The role of factor XIII is to solidify the fibrin strands that make up the clot. When factor XIII is absent, and the chains are weak, the strands break easily. The clot is unstable, breaks down, and further bleeding occurs. This can happen hours or even days after the injury first occurs. This is why clotting time results are normal in a person with factor XIII deficiency, even though there is a very real clotting problem. 

To diagnose factor XIII deficiency, lab technicians first perform a qualitative test to assess the stability of the clot. This test does not measure the exact quantity of factor XIII, since even a very small amount (about 5% of normal) is enough to stabilise a clot in a qualitative test. 

If factor XIII deficiency is suspected, a test of the exact amount of factor XIII in the blood is done. The result of this quantitative test shows the severity of factor XIII deficiency. People with this disease have less than 2% of the normal amount of factor XIII. There is no direct correlation between the percentage of factor XIII and the clinical severity of the bleeding tendency. It is important to note that quantitative determination of factor XIII levels below 10% requires testing methods that are not usually available in most clinical diagnostic laboratories. 

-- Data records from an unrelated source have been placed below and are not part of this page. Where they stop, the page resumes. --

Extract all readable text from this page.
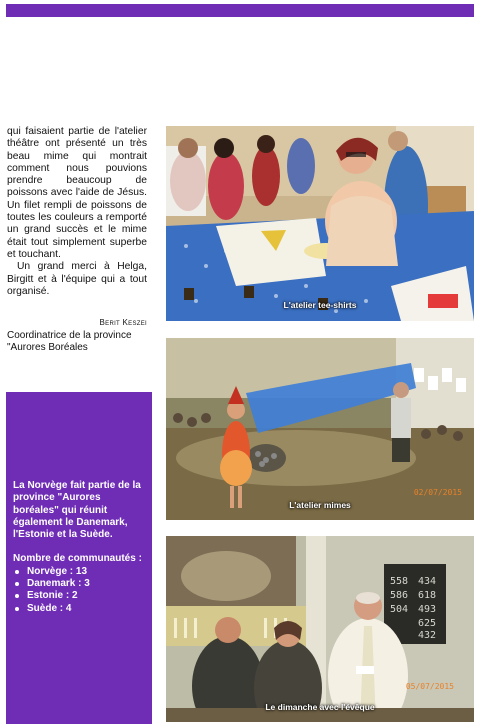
qui faisaient partie de l'atelier théâtre ont présenté un très beau mime qui montrait comment nous pouvions prendre beaucoup de poissons avec l'aide de Jésus. Un filet rempli de poissons de toutes les couleurs a remporté un grand succès et le mime était tout simplement superbe et touchant.

Un grand merci à Helga, Birgitt et à l'équipe qui a tout organisé.

Berit Keszei
Coordinatrice de la province "Aurores Boréales
La Norvège fait partie de la province "Aurores boréales" qui réunit également le Danemark, l'Estonie et la Suède.
Nombre de communautés :
Norvège : 13
Danemark : 3
Estonie : 2
Suède : 4
L'atelier tee-shirts
02/07/2015
L'atelier mimes
558 434
586 618
504 493
625
432
05/07/2015
Le dimanche avec l'évêque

The quantitative test can also be used to determine if a person is a carrier. People who do not have factor XIII deficiency, nor carry it, have a factor XIII level of about 100% of normal. Carriers have a level of about 50%. People with factor XIII deficiency have a level of less than 2%.

How is it Treated?

All that is required to control and prevent bleeding is to increase slightly the amount of factor XIII in the blood. Because of the high risk of bleeding in the brain (intracranial hemorrhage) doctors recommend preventative treatment for people with factor XIII deficiency. Preventative treatment means regular intravenous infusions of factor XIII, even if there is no sign of bleeding. This therapy is called prophylaxis. Infusions are given every three or four weeks.